Según la leyenda sobre este origen habla de que allá en el cielo en el reino de Dios y los Santos ya se festejaban entre ellos las fiestas de cada uno. Y de alguna forma fueron enseñados y aprendidos por los yaquis que bailan, que por su divinidad iban a aprender y aun así ningún yaqui quería ser pascola.
Entre los yaquis también se tiene la idea del diablo como el rey del mal y según esto Dios lo platicó con el diablo. Dios le dijo al diablo:
—Préstame a algunas de tus gentes, las necesito por algún tiempecito.
Dios se los pidió para tener más adeptos.
—Bueno —dice el diablo—, solo un corto tiempo.
Y así alguna gente del diablo pasó a Dios, les enseñó y les dijo todo acerca de cuál iba a ser la función y participación del pascola y así poco a poco los pasó a ser gente de bien. El diablo perdió a su gente e hizo todo lo posible por recuperarlos, pero no lo logró.
Los pascolas después de persignarse pasan a donde van a bailar y empieza el primer son del canario, piden permiso para empezar la fiesta y bendicen la ramada por los cuatro puntos cardinales, con un trozo de carrizo hacen cruces imaginarias haciendo bendiciones. Así también con los dedos de los pies pintan tres cruces en el suelo, todo esto supone que aleja al mal, al diablo que anda rondando viendo por entre el carrizo de la ramada a los pascolas para volver a apoderarse de ellos.

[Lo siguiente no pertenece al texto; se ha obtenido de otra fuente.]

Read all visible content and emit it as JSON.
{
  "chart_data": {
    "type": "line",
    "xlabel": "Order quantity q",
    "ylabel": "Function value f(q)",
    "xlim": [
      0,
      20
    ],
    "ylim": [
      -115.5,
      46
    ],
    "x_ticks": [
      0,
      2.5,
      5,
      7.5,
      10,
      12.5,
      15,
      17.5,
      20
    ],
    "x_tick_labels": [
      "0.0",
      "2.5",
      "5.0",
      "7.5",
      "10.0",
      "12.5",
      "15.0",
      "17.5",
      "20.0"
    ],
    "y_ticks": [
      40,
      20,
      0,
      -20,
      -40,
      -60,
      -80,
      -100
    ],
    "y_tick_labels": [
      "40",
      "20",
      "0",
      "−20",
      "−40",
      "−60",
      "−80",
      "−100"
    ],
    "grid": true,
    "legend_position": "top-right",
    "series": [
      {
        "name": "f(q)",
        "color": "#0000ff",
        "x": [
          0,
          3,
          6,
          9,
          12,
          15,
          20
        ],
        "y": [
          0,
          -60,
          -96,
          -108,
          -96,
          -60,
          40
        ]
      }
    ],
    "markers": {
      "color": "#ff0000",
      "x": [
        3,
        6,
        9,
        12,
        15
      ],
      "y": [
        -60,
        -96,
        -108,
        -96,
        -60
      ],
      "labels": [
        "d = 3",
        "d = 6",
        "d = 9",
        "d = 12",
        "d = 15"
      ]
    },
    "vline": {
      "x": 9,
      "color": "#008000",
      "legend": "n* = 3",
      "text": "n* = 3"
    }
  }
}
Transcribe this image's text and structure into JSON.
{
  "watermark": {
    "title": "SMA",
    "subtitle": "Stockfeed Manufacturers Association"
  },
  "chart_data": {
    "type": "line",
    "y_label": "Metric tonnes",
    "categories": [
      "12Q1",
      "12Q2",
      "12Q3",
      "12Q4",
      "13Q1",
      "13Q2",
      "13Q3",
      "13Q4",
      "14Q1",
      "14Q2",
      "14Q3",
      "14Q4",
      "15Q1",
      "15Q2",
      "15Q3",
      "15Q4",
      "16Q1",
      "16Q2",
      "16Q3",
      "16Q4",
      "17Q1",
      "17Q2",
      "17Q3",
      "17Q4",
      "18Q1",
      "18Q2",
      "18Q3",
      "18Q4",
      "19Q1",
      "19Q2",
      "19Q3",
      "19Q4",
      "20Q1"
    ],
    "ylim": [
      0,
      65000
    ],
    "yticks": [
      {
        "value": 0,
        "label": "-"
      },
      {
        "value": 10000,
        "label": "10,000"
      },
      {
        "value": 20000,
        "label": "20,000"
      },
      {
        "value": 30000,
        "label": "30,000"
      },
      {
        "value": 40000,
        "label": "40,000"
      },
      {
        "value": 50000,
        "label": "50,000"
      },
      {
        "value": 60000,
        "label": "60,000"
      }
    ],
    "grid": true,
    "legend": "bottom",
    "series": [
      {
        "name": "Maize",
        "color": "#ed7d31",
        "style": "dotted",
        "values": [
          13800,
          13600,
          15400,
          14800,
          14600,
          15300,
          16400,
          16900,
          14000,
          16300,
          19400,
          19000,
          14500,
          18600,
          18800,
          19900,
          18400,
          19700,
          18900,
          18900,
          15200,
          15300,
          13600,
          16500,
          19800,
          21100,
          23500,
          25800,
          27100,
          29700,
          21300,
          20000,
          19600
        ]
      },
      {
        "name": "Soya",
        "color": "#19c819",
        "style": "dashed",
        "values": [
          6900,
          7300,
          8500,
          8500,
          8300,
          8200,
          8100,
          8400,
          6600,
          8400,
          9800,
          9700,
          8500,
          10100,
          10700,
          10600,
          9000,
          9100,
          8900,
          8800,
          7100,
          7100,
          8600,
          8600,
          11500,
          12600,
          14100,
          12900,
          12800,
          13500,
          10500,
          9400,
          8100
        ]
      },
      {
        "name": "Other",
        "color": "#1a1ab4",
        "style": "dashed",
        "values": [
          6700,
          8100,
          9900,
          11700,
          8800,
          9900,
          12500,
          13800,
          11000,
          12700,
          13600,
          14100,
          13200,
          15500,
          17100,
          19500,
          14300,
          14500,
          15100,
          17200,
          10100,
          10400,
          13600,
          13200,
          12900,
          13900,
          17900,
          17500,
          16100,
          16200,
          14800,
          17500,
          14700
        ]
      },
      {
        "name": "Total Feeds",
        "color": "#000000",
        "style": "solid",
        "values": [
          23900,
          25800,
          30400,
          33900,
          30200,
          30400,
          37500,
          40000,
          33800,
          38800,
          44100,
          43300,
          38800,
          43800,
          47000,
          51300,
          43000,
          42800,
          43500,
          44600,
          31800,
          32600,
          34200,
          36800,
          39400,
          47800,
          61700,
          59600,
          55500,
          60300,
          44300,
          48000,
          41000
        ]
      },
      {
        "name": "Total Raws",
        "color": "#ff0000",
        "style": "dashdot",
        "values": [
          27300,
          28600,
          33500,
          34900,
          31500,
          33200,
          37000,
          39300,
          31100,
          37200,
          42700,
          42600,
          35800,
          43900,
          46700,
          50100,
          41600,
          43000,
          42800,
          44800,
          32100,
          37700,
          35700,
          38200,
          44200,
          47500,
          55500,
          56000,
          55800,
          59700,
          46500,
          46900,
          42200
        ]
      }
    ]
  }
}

Así en cada vuelta que dan durante el estar baile los pascolas gritan —se supone también que es el grito del Ave María— y con ello espantan al diablo que siempre andará rondando, asomándose, queriendo poseer a los pascolas.
Al terminar el Son del canario los pascolas saludan al arpero, violinista y se dan los buenos deseos y salud, así después saludan al que toca el tambor y flauta y después a quienes cantan las canciones para la danza del venado.
Después empiezan a bailar seguido los Sones o Alabanzas, los pascolas al salir de la ramada dejan la entrada libre y el diablo andará dentro y dicen que al volver los pascolas otra vez, sale corriendo porque el ruido de los coyolis lo espanta.
Así, al terminar la fiesta, los pascolas en la encaminada se van con los Santos, solo se quedan los arperos y violinistas quienes todavía están en poder del diablo y ellos siguen tocando para los presentes o algunos señores tomados que se quedan, bailan y según cuentan que lo hacen por fuerza del diablo.